Q8. Is there any benefit of paying advance tax early?

Paying advance tax on time—or earlier than the due date—prevents the accumulation of interest under Sections 234B and 234C. It also improves financial planning by spreading the tax outflow across the year instead of one large payment at the end. Early payment reflects positively in Form 26AS and helps avoid mismatches with the Annual Information Statement (AIS), reducing the chances of receiving notices from the department.


Q9. What is the due date for presumptive taxpayers?

For taxpayers opting for presumptive taxation under Sections 44AD (business) or 44ADA (professionals), the advance tax must be paid in a single installment by 15th March of the financial year. Unlike regular taxpayers who pay in four installments, presumptive taxpayers make a one-time payment, simplifying compliance and cash flow management.


Q10. What happens if I pay excess advance tax?

If you pay more advance tax than your total liability, the excess amount is automatically adjusted against any outstanding taxes, and the remaining balance is refunded by the Income Tax Department after your ITR is processed. This refund usually reflects within a few weeks of ITR verification, provided bank account details are pre-validated and linked with PAN.


Q11. Does TaxBuddy send reminders for advance tax due dates?

Yes, TaxBuddy sends smart notifications before each advance tax due date—June 15, September 15, December 15, and March 15—so taxpayers never miss deadlines.
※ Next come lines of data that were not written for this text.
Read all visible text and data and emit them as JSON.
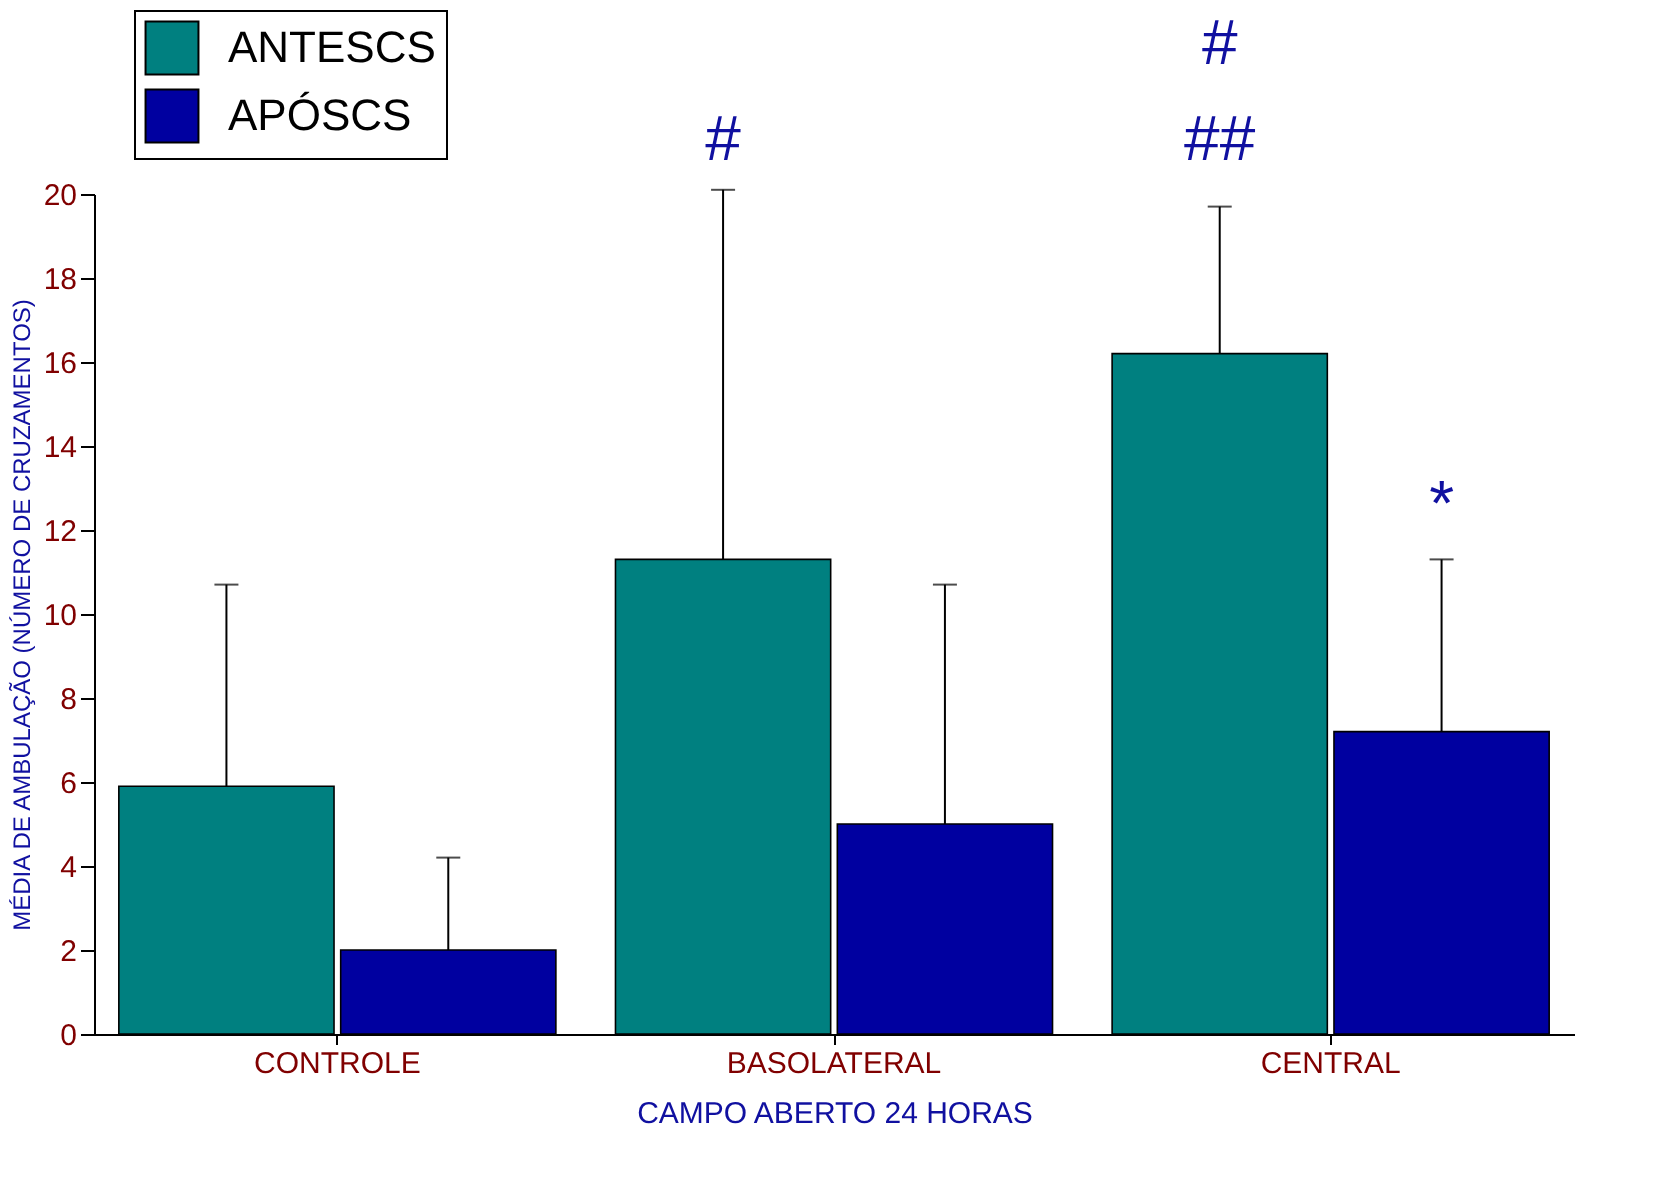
{
  "chart_data": {
    "type": "bar",
    "xlabel": "CAMPO ABERTO 24 HORAS",
    "ylabel": "MÉDIA DE AMBULAÇÃO (NÚMERO DE CRUZAMENTOS)",
    "categories": [
      "CONTROLE",
      "BASOLATERAL",
      "CENTRAL"
    ],
    "series": [
      {
        "name": "ANTESCS",
        "color": "#008080",
        "values": [
          5.9,
          11.3,
          16.2
        ],
        "errors": [
          [
            5.9,
            10.7
          ],
          [
            11.3,
            20.1
          ],
          [
            16.2,
            19.7
          ]
        ]
      },
      {
        "name": "APÓSCS",
        "color": "#0000a0",
        "values": [
          2.0,
          5.0,
          7.2
        ],
        "errors": [
          [
            2.0,
            4.2
          ],
          [
            5.0,
            10.7
          ],
          [
            7.2,
            11.3
          ]
        ]
      }
    ],
    "ylim": [
      0,
      20
    ],
    "yticks": [
      0,
      2,
      4,
      6,
      8,
      10,
      12,
      14,
      16,
      18,
      20
    ],
    "grid": false,
    "legend": "top left",
    "annotations": [
      "#",
      "##",
      "#",
      {
        "text": "*",
        "x": "CENTRAL",
        "y": 11.3
      }
    ]
  }
}
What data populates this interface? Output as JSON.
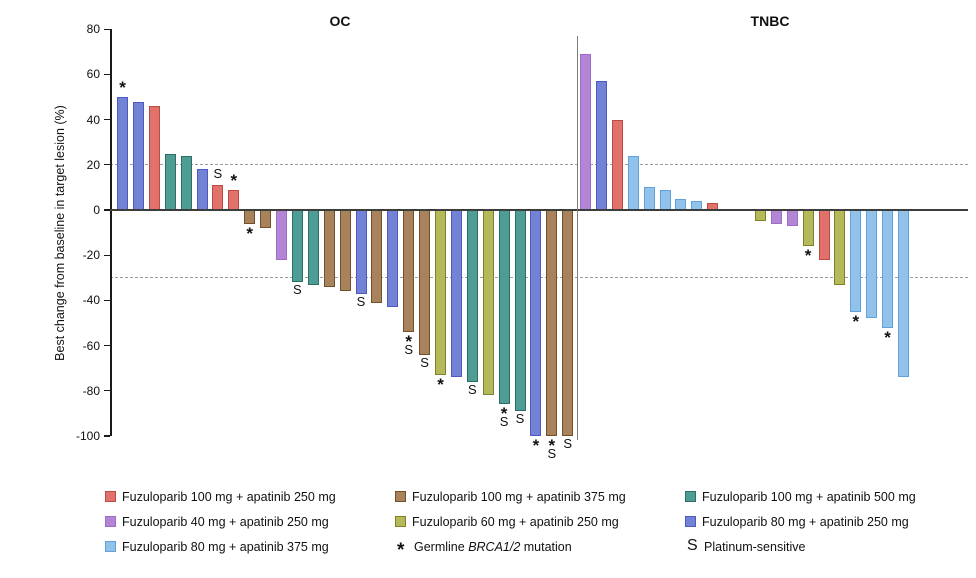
{
  "chart_data": {
    "type": "bar",
    "variant": "waterfall",
    "ylabel": "Best change from baseline in target lesion (%)",
    "ylim": [
      -100,
      80
    ],
    "yticks": [
      80,
      60,
      40,
      20,
      0,
      -20,
      -40,
      -60,
      -80,
      -100
    ],
    "reference_lines": [
      20,
      -30
    ],
    "grid": "off",
    "legend_position": "bottom",
    "groups": {
      "red": {
        "label": "Fuzuloparib 100 mg + apatinib 250 mg",
        "fill": "#E0726B",
        "border": "#BC4B41"
      },
      "brown": {
        "label": "Fuzuloparib 100 mg + apatinib 375 mg",
        "fill": "#A8825B",
        "border": "#71502A"
      },
      "teal": {
        "label": "Fuzuloparib 100 mg + apatinib 500 mg",
        "fill": "#4E9D94",
        "border": "#2D6F66"
      },
      "purple": {
        "label": "Fuzuloparib 40 mg + apatinib 250 mg",
        "fill": "#B286D4",
        "border": "#A06CC8"
      },
      "olive": {
        "label": "Fuzuloparib 60 mg + apatinib 250 mg",
        "fill": "#B6B85C",
        "border": "#7F8128"
      },
      "blue": {
        "label": "Fuzuloparib 80 mg + apatinib 250 mg",
        "fill": "#7282D5",
        "border": "#4A5AC0"
      },
      "lightblue": {
        "label": "Fuzuloparib 80 mg + apatinib 375 mg",
        "fill": "#90C2EA",
        "border": "#62A2DC"
      }
    },
    "mark_meanings": {
      "*": "Germline BRCA1/2 mutation",
      "S": "Platinum-sensitive"
    },
    "panels": [
      {
        "title": "OC",
        "bars": [
          {
            "group": "blue",
            "value": 50,
            "mark": "*"
          },
          {
            "group": "blue",
            "value": 48
          },
          {
            "group": "red",
            "value": 46
          },
          {
            "group": "teal",
            "value": 25
          },
          {
            "group": "teal",
            "value": 24
          },
          {
            "group": "blue",
            "value": 18
          },
          {
            "group": "red",
            "value": 11,
            "mark": "S"
          },
          {
            "group": "red",
            "value": 9,
            "mark": "*"
          },
          {
            "group": "brown",
            "value": -6,
            "mark": "*"
          },
          {
            "group": "brown",
            "value": -8
          },
          {
            "group": "purple",
            "value": -22
          },
          {
            "group": "teal",
            "value": -32,
            "mark": "S"
          },
          {
            "group": "teal",
            "value": -33
          },
          {
            "group": "brown",
            "value": -34
          },
          {
            "group": "brown",
            "value": -36
          },
          {
            "group": "blue",
            "value": -37,
            "mark": "S"
          },
          {
            "group": "brown",
            "value": -41
          },
          {
            "group": "blue",
            "value": -43
          },
          {
            "group": "brown",
            "value": -54,
            "mark": "*S"
          },
          {
            "group": "brown",
            "value": -64,
            "mark": "S"
          },
          {
            "group": "olive",
            "value": -73,
            "mark": "*"
          },
          {
            "group": "blue",
            "value": -74
          },
          {
            "group": "teal",
            "value": -76,
            "mark": "S"
          },
          {
            "group": "olive",
            "value": -82
          },
          {
            "group": "teal",
            "value": -86,
            "mark": "*S"
          },
          {
            "group": "teal",
            "value": -89,
            "mark": "S"
          },
          {
            "group": "blue",
            "value": -100,
            "mark": "*"
          },
          {
            "group": "brown",
            "value": -100,
            "mark": "*S"
          },
          {
            "group": "brown",
            "value": -100,
            "mark": "S"
          }
        ]
      },
      {
        "title": "TNBC",
        "bars": [
          {
            "group": "purple",
            "value": 69
          },
          {
            "group": "blue",
            "value": 57
          },
          {
            "group": "red",
            "value": 40
          },
          {
            "group": "lightblue",
            "value": 24
          },
          {
            "group": "lightblue",
            "value": 10
          },
          {
            "group": "lightblue",
            "value": 9
          },
          {
            "group": "lightblue",
            "value": 5
          },
          {
            "group": "lightblue",
            "value": 4
          },
          {
            "group": "red",
            "value": 3
          },
          {
            "group": null,
            "value": 0
          },
          {
            "group": null,
            "value": 0
          },
          {
            "group": "olive",
            "value": -5
          },
          {
            "group": "purple",
            "value": -6
          },
          {
            "group": "purple",
            "value": -7
          },
          {
            "group": "olive",
            "value": -16,
            "mark": "*"
          },
          {
            "group": "red",
            "value": -22
          },
          {
            "group": "olive",
            "value": -33
          },
          {
            "group": "lightblue",
            "value": -45,
            "mark": "*"
          },
          {
            "group": "lightblue",
            "value": -48
          },
          {
            "group": "lightblue",
            "value": -52,
            "mark": "*"
          },
          {
            "group": "lightblue",
            "value": -74
          }
        ]
      }
    ],
    "legend": {
      "rows": [
        [
          {
            "type": "group",
            "group": "red"
          },
          {
            "type": "group",
            "group": "brown"
          },
          {
            "type": "group",
            "group": "teal"
          }
        ],
        [
          {
            "type": "group",
            "group": "purple"
          },
          {
            "type": "group",
            "group": "olive"
          },
          {
            "type": "group",
            "group": "blue"
          }
        ],
        [
          {
            "type": "group",
            "group": "lightblue"
          },
          {
            "type": "symbol",
            "symbol": "*",
            "label_parts": [
              "Germline ",
              "BRCA1/2",
              " mutation"
            ],
            "italic_index": 1
          },
          {
            "type": "symbol",
            "symbol": "S",
            "label_parts": [
              "Platinum-sensitive"
            ],
            "italic_index": -1
          }
        ]
      ]
    }
  }
}
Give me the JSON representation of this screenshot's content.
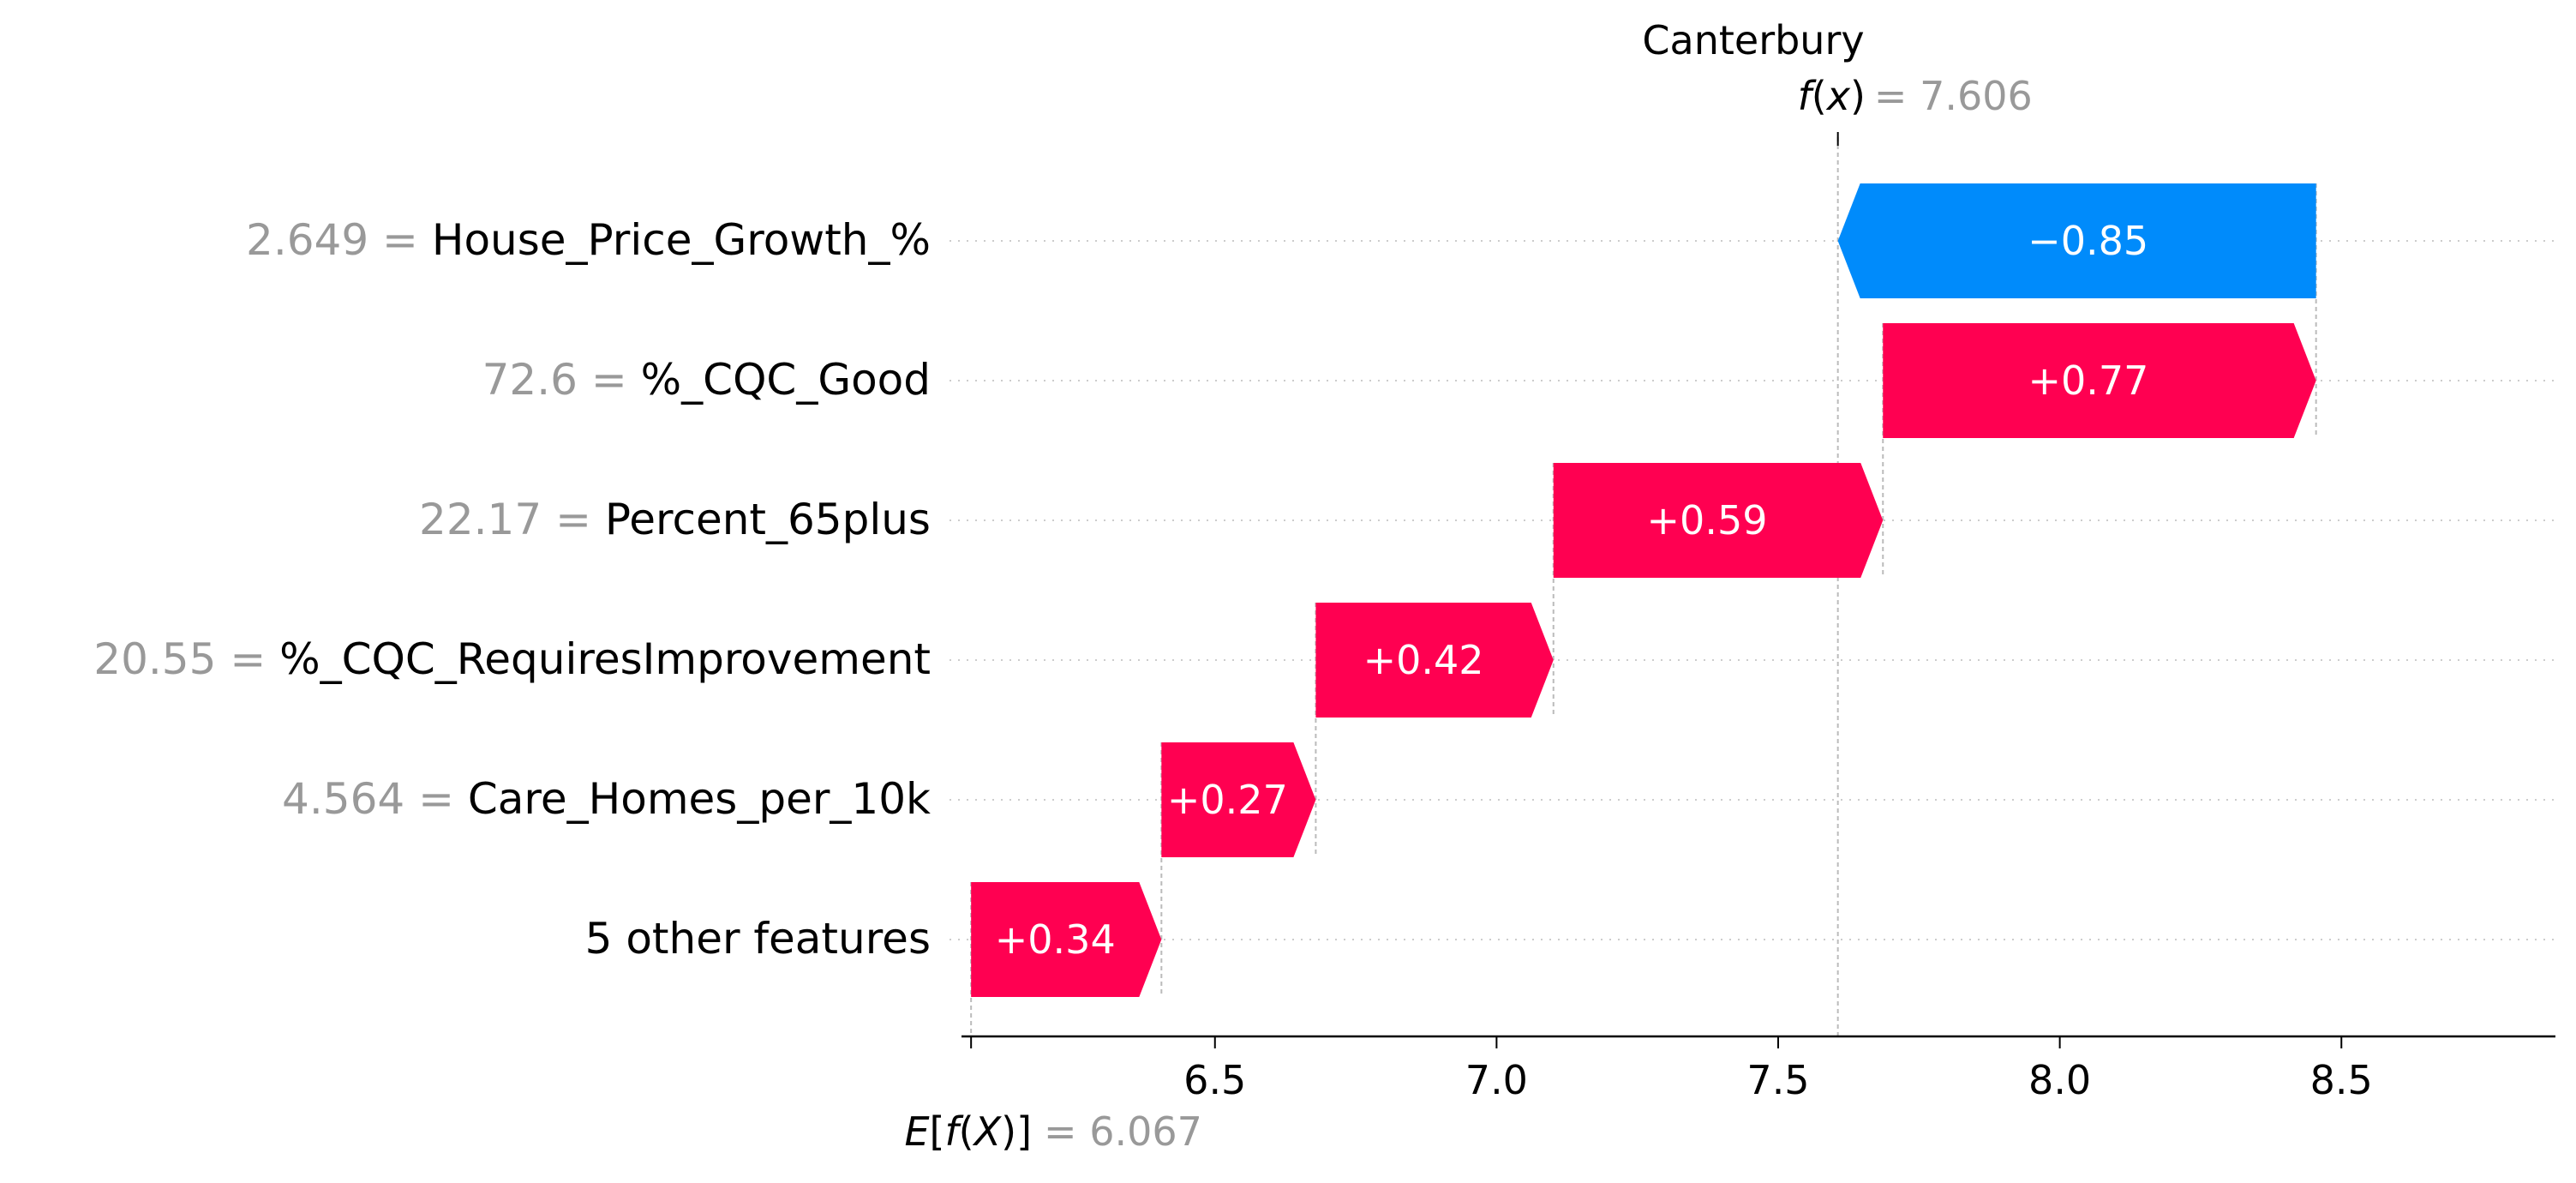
{
  "chart_data": {
    "type": "waterfall",
    "title": "Canterbury",
    "fx_value": "7.606",
    "fx_num": 7.606,
    "base_value": "6.067",
    "base_num": 6.067,
    "xlim": [
      6.05,
      8.88
    ],
    "x_ticks": [
      {
        "value": 6.5,
        "label": "6.5"
      },
      {
        "value": 7.0,
        "label": "7.0"
      },
      {
        "value": 7.5,
        "label": "7.5"
      },
      {
        "value": 8.0,
        "label": "8.0"
      },
      {
        "value": 8.5,
        "label": "8.5"
      }
    ],
    "features": [
      {
        "value_label": "2.649",
        "name": "House_Price_Growth_%",
        "start": 8.455,
        "end": 7.606,
        "contribution": -0.85,
        "display": "−0.85"
      },
      {
        "value_label": "72.6",
        "name": "%_CQC_Good",
        "start": 7.686,
        "end": 8.455,
        "contribution": 0.77,
        "display": "+0.77"
      },
      {
        "value_label": "22.17",
        "name": "Percent_65plus",
        "start": 7.101,
        "end": 7.686,
        "contribution": 0.59,
        "display": "+0.59"
      },
      {
        "value_label": "20.55",
        "name": "%_CQC_RequiresImprovement",
        "start": 6.679,
        "end": 7.101,
        "contribution": 0.42,
        "display": "+0.42"
      },
      {
        "value_label": "4.564",
        "name": "Care_Homes_per_10k",
        "start": 6.405,
        "end": 6.679,
        "contribution": 0.27,
        "display": "+0.27"
      },
      {
        "value_label": "",
        "name": "5 other features",
        "start": 6.067,
        "end": 6.405,
        "contribution": 0.34,
        "display": "+0.34"
      }
    ],
    "colors": {
      "positive": "#ff0051",
      "negative": "#008bfb",
      "value_text": "#999999",
      "label_text": "#000000",
      "bar_text": "#ffffff",
      "gridline": "#cccccc",
      "guide": "#bbbbbb",
      "axis": "#000000"
    },
    "grid": true
  }
}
The platform also updates users about changes in income that could impact tax liability, helping maintain timely compliance and avoid interest or penalty charges.


Q12. Can I pay advance tax through UPI or net banking?

Yes, taxpayers can pay advance tax online via multiple payment modes such as UPI, debit cards, credit cards, NEFT, RTGS, and net banking through authorized banks on the TIN 2.0 portal or income tax e-filing portal. Once paid, the challan receipt is generated instantly, and the transaction is reflected in Form 26AS and AIS within a few hours. This digital process ensures secure, quick, and transparent payment tracking.